One of the reasons I’m so uncomfortable with talking about my influences is that these four writers are all brilliant. It’s extraordinarily boastful to mention my work in the same breath as theirs. I feel the need to point out that I’m not comparing Liar to their novels. I’m saying that if I hadn’t read their books I may never have written Liar. I’m saying not that their genius has seeped into it rendering Liar genius. Tragically, it doesn’t work like that. Highsmith, Mosley, Thompson, Shriver taught me a vast deal about psychological thrillers, and skads about writing, but what I did with their teachings is my own lookout. Genius is not transmitted through the eyeballs. Pity that.

Do any of you find the literary influence question as tricky as I do?

  1. It was just announced that Tilda Swinton will be playing her in the movie. Genius casting! []


  1. lepusdomesticus on #

    I am the same way. Consciously, I can only see the influence of things that annoyed me in other books that I want to “fix” in my own stories, and I need other people to point out the influence of authors I actually love.

    By the way, I just read and loved How To Ditch Your Fairy. 🙂

  2. Mary Elizabeth S. on #

    I find *any* influences question tricky, because all of my influences are unconscious. This is because if I become aware that a certain book or author is influencing my story, I shy away from it.

    It’s partly a reversal of my early writing habits. For a long, long time I intentionally patterned my writing after various beloved authors or books. Parroting them was my way of learning how to do that funny thing you do when you write. It made it easier to turn the stuff in my head into stuff on paper if I could borrow other writers’ voices and styles to do it with.

    But mostly it’s because of my fear of writing a book that sounds like a poorer version of someone else’s. I worry that people will see another book reflected in mine and think I was just copying them, and probably that I did a bad job of it, too.

    So, I try to avoid any obvious influences. At least, any that are obvious to me, which is a tenuous assessment at the best of times.


  3. Debby Garfinkle on #

    I loved We Need to Talk About Kevin! Creepy, thought-provoking, and an amazing double trick ending.

    I recently read Shriver’s Post-Birthday World, and that was awesome too.
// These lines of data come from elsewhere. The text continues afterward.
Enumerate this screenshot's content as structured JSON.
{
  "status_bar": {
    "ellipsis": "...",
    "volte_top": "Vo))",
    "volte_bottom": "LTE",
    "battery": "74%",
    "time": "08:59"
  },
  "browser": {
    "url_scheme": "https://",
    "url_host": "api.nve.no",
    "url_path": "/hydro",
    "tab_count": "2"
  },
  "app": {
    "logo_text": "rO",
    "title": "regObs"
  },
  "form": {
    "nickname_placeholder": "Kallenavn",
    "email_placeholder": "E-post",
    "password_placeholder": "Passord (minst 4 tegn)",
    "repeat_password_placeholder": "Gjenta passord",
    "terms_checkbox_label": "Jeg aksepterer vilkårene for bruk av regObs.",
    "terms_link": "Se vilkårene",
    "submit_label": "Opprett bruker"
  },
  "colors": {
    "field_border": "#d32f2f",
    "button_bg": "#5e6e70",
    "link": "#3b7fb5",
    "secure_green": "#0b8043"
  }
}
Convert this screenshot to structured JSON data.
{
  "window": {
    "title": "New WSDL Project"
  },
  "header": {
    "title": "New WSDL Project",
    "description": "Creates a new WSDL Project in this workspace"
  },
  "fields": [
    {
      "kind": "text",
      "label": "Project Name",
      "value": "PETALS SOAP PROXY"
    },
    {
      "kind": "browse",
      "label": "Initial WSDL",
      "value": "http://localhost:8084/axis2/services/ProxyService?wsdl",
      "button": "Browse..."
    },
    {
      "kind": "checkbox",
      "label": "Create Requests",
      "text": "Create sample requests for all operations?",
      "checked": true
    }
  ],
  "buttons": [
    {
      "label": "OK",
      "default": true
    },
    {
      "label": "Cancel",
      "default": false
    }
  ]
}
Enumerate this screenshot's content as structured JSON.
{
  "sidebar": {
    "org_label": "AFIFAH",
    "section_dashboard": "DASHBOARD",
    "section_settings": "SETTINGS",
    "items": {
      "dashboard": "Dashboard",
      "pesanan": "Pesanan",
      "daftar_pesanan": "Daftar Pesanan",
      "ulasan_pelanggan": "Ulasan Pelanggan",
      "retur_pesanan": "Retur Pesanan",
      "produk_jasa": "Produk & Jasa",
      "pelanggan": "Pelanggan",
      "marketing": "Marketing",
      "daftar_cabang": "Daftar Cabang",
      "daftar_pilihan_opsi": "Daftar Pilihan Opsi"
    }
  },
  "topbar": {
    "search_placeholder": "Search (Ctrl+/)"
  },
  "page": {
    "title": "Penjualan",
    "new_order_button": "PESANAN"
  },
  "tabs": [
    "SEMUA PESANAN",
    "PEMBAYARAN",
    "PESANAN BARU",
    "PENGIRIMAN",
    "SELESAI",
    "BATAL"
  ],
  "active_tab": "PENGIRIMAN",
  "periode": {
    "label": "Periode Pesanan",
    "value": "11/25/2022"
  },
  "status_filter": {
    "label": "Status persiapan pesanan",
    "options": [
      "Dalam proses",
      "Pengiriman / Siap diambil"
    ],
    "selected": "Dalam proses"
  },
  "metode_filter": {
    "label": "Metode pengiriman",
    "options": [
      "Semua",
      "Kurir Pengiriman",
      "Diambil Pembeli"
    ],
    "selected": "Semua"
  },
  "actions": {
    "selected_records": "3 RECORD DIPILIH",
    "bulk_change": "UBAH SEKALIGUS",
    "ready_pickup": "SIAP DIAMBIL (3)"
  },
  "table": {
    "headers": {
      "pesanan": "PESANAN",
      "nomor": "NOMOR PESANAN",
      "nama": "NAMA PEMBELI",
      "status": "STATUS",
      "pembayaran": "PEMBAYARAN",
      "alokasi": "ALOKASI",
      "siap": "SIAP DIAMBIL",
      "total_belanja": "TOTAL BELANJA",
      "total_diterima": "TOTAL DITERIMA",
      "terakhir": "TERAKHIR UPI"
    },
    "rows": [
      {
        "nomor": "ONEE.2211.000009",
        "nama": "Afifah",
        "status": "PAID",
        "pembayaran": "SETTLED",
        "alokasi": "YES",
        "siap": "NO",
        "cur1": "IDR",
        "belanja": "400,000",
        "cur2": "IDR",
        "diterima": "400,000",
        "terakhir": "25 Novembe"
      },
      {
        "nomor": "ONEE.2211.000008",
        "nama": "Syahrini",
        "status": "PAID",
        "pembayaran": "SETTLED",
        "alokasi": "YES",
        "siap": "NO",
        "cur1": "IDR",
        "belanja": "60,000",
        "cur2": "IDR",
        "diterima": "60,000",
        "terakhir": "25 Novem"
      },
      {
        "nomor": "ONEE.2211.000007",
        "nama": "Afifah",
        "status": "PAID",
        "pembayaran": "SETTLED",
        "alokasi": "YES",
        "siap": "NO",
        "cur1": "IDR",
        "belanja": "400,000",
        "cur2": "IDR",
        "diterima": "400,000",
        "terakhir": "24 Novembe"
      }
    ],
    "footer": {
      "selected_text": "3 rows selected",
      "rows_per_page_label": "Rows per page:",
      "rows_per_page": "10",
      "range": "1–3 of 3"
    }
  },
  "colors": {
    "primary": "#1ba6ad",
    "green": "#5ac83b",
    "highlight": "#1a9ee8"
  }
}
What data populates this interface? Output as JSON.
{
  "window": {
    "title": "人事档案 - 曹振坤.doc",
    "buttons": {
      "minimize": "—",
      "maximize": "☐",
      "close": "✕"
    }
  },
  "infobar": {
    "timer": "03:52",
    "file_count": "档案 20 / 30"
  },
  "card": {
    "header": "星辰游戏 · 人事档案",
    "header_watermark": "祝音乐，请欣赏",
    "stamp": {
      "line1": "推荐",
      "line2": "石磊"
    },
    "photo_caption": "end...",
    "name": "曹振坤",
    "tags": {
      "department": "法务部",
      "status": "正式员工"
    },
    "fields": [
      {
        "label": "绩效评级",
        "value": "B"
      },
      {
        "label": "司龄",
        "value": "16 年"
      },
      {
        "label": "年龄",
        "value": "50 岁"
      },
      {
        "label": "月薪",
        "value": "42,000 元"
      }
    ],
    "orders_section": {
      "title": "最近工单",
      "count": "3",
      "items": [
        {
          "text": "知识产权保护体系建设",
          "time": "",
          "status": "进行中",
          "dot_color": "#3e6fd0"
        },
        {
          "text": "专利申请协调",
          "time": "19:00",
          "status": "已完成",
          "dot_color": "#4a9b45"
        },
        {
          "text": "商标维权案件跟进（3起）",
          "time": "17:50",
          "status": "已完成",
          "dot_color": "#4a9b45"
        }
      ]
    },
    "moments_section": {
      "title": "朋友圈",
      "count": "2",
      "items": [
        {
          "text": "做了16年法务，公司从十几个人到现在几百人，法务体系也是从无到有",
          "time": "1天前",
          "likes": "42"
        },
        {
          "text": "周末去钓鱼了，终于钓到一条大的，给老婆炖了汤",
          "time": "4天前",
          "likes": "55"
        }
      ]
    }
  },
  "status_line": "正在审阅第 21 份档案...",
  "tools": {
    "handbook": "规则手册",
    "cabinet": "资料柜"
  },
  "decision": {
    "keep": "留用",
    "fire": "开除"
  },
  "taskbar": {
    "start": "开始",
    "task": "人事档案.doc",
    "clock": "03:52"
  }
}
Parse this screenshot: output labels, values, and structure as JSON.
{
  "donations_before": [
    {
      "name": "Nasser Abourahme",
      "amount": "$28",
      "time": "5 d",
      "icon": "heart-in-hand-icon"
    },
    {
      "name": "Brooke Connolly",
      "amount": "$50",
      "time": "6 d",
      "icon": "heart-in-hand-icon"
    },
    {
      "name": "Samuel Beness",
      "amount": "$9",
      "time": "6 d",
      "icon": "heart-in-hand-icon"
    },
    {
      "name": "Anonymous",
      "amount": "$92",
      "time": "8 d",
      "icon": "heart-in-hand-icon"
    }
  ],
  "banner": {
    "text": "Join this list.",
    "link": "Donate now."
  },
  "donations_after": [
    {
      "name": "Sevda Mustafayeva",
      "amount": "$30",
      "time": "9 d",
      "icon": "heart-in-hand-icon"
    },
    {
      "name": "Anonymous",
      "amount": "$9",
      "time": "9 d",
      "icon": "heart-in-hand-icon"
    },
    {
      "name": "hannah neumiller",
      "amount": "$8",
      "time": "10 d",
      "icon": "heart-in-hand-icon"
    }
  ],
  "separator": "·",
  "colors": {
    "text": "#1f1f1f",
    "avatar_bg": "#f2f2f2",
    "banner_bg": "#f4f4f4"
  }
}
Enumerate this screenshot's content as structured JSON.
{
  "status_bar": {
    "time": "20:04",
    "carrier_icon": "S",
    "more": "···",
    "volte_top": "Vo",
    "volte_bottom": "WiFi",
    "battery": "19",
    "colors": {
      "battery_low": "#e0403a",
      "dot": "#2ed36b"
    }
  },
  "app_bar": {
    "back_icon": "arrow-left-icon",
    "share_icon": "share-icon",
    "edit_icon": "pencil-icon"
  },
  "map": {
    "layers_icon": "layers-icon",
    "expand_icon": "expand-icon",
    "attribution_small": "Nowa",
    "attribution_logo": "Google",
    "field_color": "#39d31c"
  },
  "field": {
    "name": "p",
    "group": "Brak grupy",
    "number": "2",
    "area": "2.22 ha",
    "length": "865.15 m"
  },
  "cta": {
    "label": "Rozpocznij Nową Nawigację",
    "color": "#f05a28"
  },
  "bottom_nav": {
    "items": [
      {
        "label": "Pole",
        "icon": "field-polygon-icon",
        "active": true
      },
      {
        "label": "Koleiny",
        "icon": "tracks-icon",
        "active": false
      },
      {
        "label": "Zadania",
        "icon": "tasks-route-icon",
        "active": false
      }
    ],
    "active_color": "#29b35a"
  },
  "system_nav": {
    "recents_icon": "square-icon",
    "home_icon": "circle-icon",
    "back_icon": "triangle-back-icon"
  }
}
    OMG, I didn’t know they were making a movie out of KEVIN.

  4. Sarah Rees Brennan on #

    Oh no, Tilda Swinton will not help me with the AWFUL THING I keep thinking in regards to We Need to Talk About Kevin. Which by the by, I also love like burning.

  5. Karen Mahoney on #

    And talking of LIAR, I couldn’t help thinking of you & your book when walking past a huge billboard of this ( on the London Underground today. Really made me smile, especially considering what it’s advertising. 😉

  6. Amber on #

    I have several authors whose works I tend to love, but I write based on ideas that come to me personally, through dreams (the fun and dark ones) and personal experiences. Sometimes ideas hit me at the weirdest times, like at a restaurant yesterday.

    I guess there is one story which was strictly influenced by a trilogy, but I dreamed part of that too. Mostly my stories are a mixture of all the things I read, see, and experience, and there’s not necessarily one that can be identified.

  7. tess on #

    From the point of view of Kevin? Now I rilly, rilly have to read Liar.